Dans l'intervalle, le 31 mars 2017, le recourant a été victime d'un accident alors qu'il travaillait sur un chantier à ********. Le Dr C.________, Médecin chef auprès du Service de chirurgie orthopédique de l'Ensemble hospitalier de la Côte, a posé dans un rapport médical du 9 juin 2017 le diagnostic de "status après fracture multifragmentaire du pilon tibial et transverse du péroné de la cheville gauche et ostéosynthèse par fixateur externe le 31.03.2017"; ce médecin a attesté dans un certificat médical du 19 juin 2017 de l'incapacité totale de travail du recourant du 31 mars 2017 "jusqu'à fin août 2017". Le cas a été annoncé à la SUVA.
c) Le recourant a déposé le 16 juin 2017 une demande d'autorisation de séjour pour raisons médicales.

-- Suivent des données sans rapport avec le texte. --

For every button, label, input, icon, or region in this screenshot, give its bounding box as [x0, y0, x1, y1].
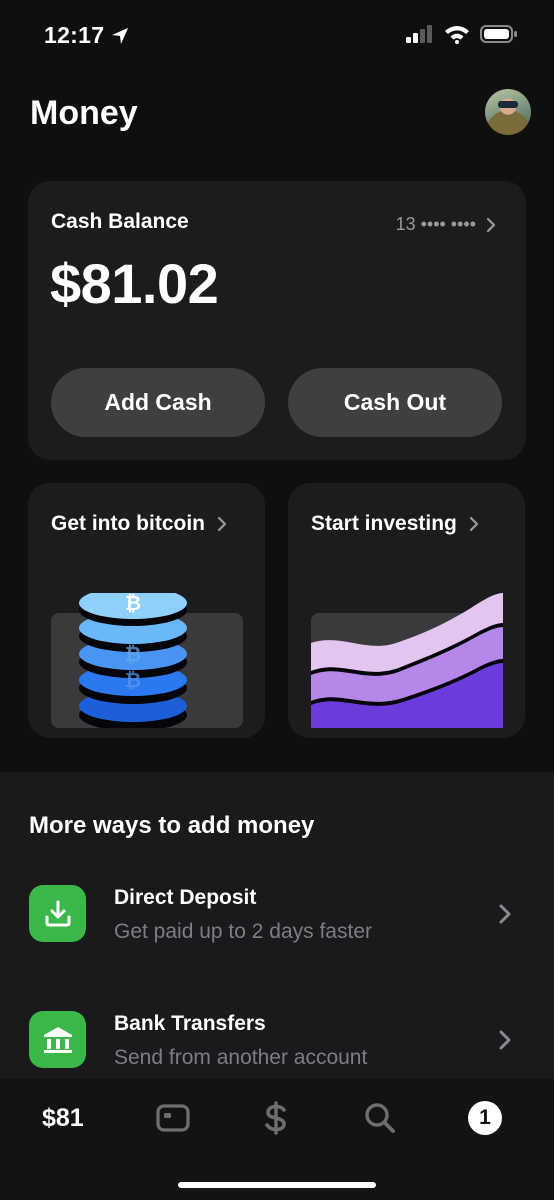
- search-icon: [365, 1103, 395, 1133]
- bitcoin-coins-illustration: ₿ ₿ ₿: [51, 593, 243, 728]
- bitcoin-promo-card[interactable]: Get into bitcoin ₿ ₿ ₿: [28, 483, 265, 738]
- tab-pay[interactable]: [262, 1098, 290, 1138]
- more-ways-section: More ways to add money Direct Deposit Ge…: [0, 772, 554, 1077]
- balance-amount: $81.02: [50, 252, 219, 315]
- cash-balance-card[interactable]: Cash Balance 13 •••• •••• $81.02 Add Cas…: [28, 181, 526, 460]
- investing-waves-illustration: [311, 593, 503, 728]
- home-indicator: [178, 1182, 376, 1188]
- account-number: 13 •••• ••••: [395, 214, 476, 234]
- chevron-right-icon: [499, 1030, 511, 1050]
- activity-icon: 1: [468, 1101, 502, 1135]
- investing-promo-card[interactable]: Start investing: [288, 483, 525, 738]
- account-number-link[interactable]: 13 •••• ••••: [396, 214, 496, 235]
- bank-transfers-description: Send from another account: [114, 1046, 368, 1069]
- cash-out-button[interactable]: Cash Out: [288, 368, 502, 437]
- battery-icon: [480, 25, 517, 43]
- download-tray-icon: [29, 885, 86, 942]
- status-indicators: [406, 24, 518, 44]
- activity-badge-count: 1: [479, 1106, 491, 1129]
- status-time: 12:17: [44, 22, 130, 49]
- tab-search[interactable]: [363, 1098, 397, 1138]
- chevron-right-icon: [469, 516, 478, 532]
- direct-deposit-name: Direct Deposit: [114, 886, 257, 909]
- page-title: Money: [30, 94, 138, 132]
- direct-deposit-row[interactable]: Direct Deposit Get paid up to 2 days fas…: [0, 870, 554, 970]
- tab-card[interactable]: [155, 1098, 191, 1138]
- chevron-right-icon: [499, 904, 511, 924]
- svg-text:₿: ₿: [125, 642, 141, 666]
- bank-icon: [29, 1011, 86, 1068]
- dollar-icon: [265, 1101, 286, 1135]
- tab-balance[interactable]: $81: [42, 1098, 84, 1138]
- svg-text:₿: ₿: [125, 668, 141, 692]
- location-arrow-icon: [112, 27, 129, 44]
- more-ways-title: More ways to add money: [29, 812, 315, 839]
- add-cash-button[interactable]: Add Cash: [51, 368, 265, 437]
- cellular-signal-icon: [406, 25, 432, 43]
- time-text: 12:17: [44, 22, 105, 48]
- investing-promo-label: Start investing: [311, 512, 457, 535]
- bitcoin-promo-title: Get into bitcoin: [51, 512, 227, 536]
- investing-promo-title: Start investing: [311, 512, 479, 536]
- chevron-right-icon: [217, 516, 227, 532]
- balance-label: Cash Balance: [51, 210, 189, 233]
- wifi-icon: [445, 26, 469, 44]
- bank-transfers-name: Bank Transfers: [114, 1012, 266, 1035]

Par courrier du 10 octobre 2017, le Service de la population (SPOP) a informé le recourant qu'au vu des circonstances, il avait l'intention de refuser l'octroi d'une autorisation de séjour en sa faveur. Il était notamment relevé qu'il résultait du certificat médical produit par le recourant qu'il "était suffisamment remis pour reprendre une activité lucrative, ceci depuis la fin du mois d'août 2017".
Invité à se déterminer, le recourant a en substance fait valoir, par courrier de son conseil du 28 novembre 2017, qu'il était "très loin d'avoir retrouvé une santé lui permettant de quitter le territoire" - contrairement à ce qu'avait retenu le SPOP -, étant en outre précisé que son cas était pris en charge par la SUVA. A la requête du SPOP, il a produit un "rapport médical intermédiaire" établi le 11 décembre 2017 par le Dr C.________, dont il résulte notamment que la consultation suivante était prévue le 8 janvier 2018 et qu'il pouvait "se rendre en Macédoine jusqu'au prochain contrôle d'un point de vue médical, l'incapacité de travail rest[ant] totale depuis le 31.3.17".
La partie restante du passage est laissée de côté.